ARTICLE
30 October 2024

Why Employee Ownership Trusts Are Becoming The Go-to Exit Strategy For Businesses

LF
Lubbock Fine

Contributor

Employee Ownership Trusts (EOTs) surged by 27% last year in the UK, attracting founders with tax efficiency, legacy preservation, and enhanced employee rewards amid potential capital gains tax changes.
United Kingdom Corporate/Commercial Law

In recent years, there has been a significant surge in the number of businesses transferring ownership to employees through Employee Ownership Trusts (EOTs). The latest figures reveal a 27% rise in such transfers, bringing the total number of EOTs in the UK to 542 as of the end of last year. This marks a dramatic increase from the 428 recorded the previous year, underscoring the growing popularity of this ownership model.

The number of new EOTs has jumped 2,750% in five years, when there was just 19. Originally introduced by the UK Government in 2014, the EOT model has become an attractive option for business owners looking to exit their companies while retaining key aspects of their legacy, including company culture and employee wellbeing.

Why are EOTs becoming so popular?

The growing appeal of EOTs can be attributed to several factors, but one of the primary drivers is the financial advantage they offer compared to traditional sales methods. When business owners sell their shares to employees via an EOT, the transaction is generally tax-efficient. Crucially, EOTs allow for the sale of a business at full market value without the seller incurring income tax, capital gains tax (CGT), or inheritance tax liabilities—savings that are not typically available with private equity buyouts or other sale mechanisms.

With tax savings on the table, many entrepreneurs are finding EOTs to be an attractive alternative, particularly when they're looking to exit in a way that rewards loyal employees. The case of Richer Sounds, a high-profile business transferred to employees by founder Julian Richer in 2019, highlighted the benefits of the EOT model.

The Labour Budget and potential CGT changes

The upcoming Labour Budget could make EOTs even more attractive. Speculation about a potential CGT increase has led many to believe that private equity buyouts may become less appealing due to the higher tax burden on such transactions. In contrast, the tax advantages of EOTs would remain untouched, potentially accelerating their adoption as a preferred exit strategy for business owners.

Founders exiting their businesses should be open to looking at structuring their companies as an EOT – especially if they'd looking for an alternative to private equity.

Preserving company culture and rewarding employees

Beyond the financial advantages, EOTs also offer a unique opportunity for business owners to maintain the values and culture they've cultivated over years, or even decades, of hard work. Selling to a private equity firm or another external buyer often brings significant changes, not only in leadership but also in how the business operates on a day-to-day basis.
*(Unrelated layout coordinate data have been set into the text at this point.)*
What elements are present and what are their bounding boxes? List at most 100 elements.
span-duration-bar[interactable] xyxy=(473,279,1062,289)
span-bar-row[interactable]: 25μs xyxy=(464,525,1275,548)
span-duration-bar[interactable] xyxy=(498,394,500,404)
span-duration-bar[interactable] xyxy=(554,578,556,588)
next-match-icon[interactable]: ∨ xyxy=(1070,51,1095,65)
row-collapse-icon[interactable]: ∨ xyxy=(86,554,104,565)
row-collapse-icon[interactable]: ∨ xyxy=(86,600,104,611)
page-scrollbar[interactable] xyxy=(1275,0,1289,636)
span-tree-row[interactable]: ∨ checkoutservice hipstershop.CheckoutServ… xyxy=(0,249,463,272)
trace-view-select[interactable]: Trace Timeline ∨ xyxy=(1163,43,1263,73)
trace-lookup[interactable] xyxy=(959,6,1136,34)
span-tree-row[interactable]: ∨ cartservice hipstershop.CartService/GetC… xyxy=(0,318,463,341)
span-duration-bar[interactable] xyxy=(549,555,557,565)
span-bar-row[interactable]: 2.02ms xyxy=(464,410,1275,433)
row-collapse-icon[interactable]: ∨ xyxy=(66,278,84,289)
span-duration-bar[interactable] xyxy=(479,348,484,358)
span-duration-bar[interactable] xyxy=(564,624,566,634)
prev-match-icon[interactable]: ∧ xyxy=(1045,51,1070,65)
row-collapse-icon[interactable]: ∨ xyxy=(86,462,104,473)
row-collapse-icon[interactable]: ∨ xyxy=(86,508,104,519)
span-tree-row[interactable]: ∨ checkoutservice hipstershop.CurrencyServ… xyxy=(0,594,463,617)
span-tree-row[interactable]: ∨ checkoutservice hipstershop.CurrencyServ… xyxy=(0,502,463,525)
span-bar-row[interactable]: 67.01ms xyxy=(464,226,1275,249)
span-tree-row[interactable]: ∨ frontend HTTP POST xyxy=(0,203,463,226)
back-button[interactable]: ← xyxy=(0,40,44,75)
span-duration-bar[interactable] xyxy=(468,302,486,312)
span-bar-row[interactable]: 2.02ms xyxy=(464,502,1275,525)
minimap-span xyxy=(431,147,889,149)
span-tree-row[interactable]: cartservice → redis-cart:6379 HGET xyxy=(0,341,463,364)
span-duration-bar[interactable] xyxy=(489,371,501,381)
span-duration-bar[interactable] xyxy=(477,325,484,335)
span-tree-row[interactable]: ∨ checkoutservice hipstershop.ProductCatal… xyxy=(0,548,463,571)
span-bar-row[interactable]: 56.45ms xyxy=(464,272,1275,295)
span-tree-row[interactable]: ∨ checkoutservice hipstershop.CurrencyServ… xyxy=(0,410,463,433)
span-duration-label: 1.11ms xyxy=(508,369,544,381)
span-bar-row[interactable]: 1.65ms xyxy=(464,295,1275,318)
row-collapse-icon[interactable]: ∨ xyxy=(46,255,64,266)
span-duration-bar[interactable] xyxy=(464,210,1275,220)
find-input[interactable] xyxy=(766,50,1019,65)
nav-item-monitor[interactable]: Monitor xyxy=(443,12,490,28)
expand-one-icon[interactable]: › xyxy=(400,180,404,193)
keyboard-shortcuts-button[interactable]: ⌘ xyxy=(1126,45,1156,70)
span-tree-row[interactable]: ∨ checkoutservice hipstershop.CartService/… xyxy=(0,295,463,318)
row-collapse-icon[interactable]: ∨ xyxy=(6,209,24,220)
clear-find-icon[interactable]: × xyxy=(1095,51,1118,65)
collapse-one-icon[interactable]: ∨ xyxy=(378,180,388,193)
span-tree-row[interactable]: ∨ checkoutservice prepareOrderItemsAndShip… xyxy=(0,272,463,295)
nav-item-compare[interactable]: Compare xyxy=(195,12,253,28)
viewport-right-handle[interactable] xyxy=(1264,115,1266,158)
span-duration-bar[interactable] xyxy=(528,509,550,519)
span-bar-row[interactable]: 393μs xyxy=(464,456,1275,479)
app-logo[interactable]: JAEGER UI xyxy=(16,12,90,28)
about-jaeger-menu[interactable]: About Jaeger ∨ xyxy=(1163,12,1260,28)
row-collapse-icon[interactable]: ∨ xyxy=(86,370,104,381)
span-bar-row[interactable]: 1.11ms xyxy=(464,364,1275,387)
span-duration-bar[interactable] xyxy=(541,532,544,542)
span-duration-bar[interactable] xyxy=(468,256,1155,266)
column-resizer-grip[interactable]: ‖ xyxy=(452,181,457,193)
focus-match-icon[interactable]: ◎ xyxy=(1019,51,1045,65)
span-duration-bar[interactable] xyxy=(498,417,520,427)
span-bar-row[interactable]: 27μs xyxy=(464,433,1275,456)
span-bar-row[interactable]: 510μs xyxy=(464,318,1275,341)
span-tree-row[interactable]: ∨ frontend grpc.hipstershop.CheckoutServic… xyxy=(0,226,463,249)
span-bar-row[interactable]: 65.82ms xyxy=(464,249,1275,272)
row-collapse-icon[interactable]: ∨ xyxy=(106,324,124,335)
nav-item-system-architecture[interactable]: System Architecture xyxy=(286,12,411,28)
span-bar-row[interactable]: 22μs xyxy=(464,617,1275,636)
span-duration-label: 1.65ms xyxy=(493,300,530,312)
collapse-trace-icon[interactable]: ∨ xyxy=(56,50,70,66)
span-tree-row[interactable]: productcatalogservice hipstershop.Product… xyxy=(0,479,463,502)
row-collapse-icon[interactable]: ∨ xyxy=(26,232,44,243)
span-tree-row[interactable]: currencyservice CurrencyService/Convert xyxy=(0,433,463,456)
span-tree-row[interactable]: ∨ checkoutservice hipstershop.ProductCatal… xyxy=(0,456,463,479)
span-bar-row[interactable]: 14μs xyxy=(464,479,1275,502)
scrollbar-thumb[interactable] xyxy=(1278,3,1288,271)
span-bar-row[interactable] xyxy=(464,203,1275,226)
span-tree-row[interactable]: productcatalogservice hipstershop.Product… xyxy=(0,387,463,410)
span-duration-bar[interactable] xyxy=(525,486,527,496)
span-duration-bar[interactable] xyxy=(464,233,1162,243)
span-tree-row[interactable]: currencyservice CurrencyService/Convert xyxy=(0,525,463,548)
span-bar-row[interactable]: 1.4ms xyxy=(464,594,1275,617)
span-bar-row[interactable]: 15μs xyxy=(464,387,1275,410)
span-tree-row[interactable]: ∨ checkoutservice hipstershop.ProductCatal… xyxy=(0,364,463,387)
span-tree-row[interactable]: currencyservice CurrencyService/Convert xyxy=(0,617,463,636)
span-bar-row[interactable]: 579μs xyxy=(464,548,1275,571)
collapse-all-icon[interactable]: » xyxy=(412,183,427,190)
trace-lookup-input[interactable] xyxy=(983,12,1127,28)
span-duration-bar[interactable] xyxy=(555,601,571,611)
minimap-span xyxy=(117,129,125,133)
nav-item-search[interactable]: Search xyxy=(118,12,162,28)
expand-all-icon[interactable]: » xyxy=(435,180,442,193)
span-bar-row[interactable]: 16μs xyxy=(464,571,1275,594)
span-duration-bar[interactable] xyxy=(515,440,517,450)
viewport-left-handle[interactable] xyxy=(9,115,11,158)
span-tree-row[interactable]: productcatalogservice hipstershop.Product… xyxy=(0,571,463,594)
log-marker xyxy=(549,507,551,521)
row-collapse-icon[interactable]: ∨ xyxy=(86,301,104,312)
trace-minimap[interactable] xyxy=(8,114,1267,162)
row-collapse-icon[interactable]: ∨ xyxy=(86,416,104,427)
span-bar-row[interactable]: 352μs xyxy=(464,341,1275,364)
For founders who are concerned about losing the identity of their company, EOTs provide a way to ensure continuity and reward employees with a direct stake in the future success of the business.

From an ESG perspective, business owners are often keen to help out the employees who helped them create value in their businesses by passing their company onto them. Aside from ESG concerns, a well-managed EOT handover can still prove to be a very advantageous way for a business owner to exit their business.

The content of this article is intended to provide a general guide to the subject matter. Specialist advice should be sought about your specific circumstances.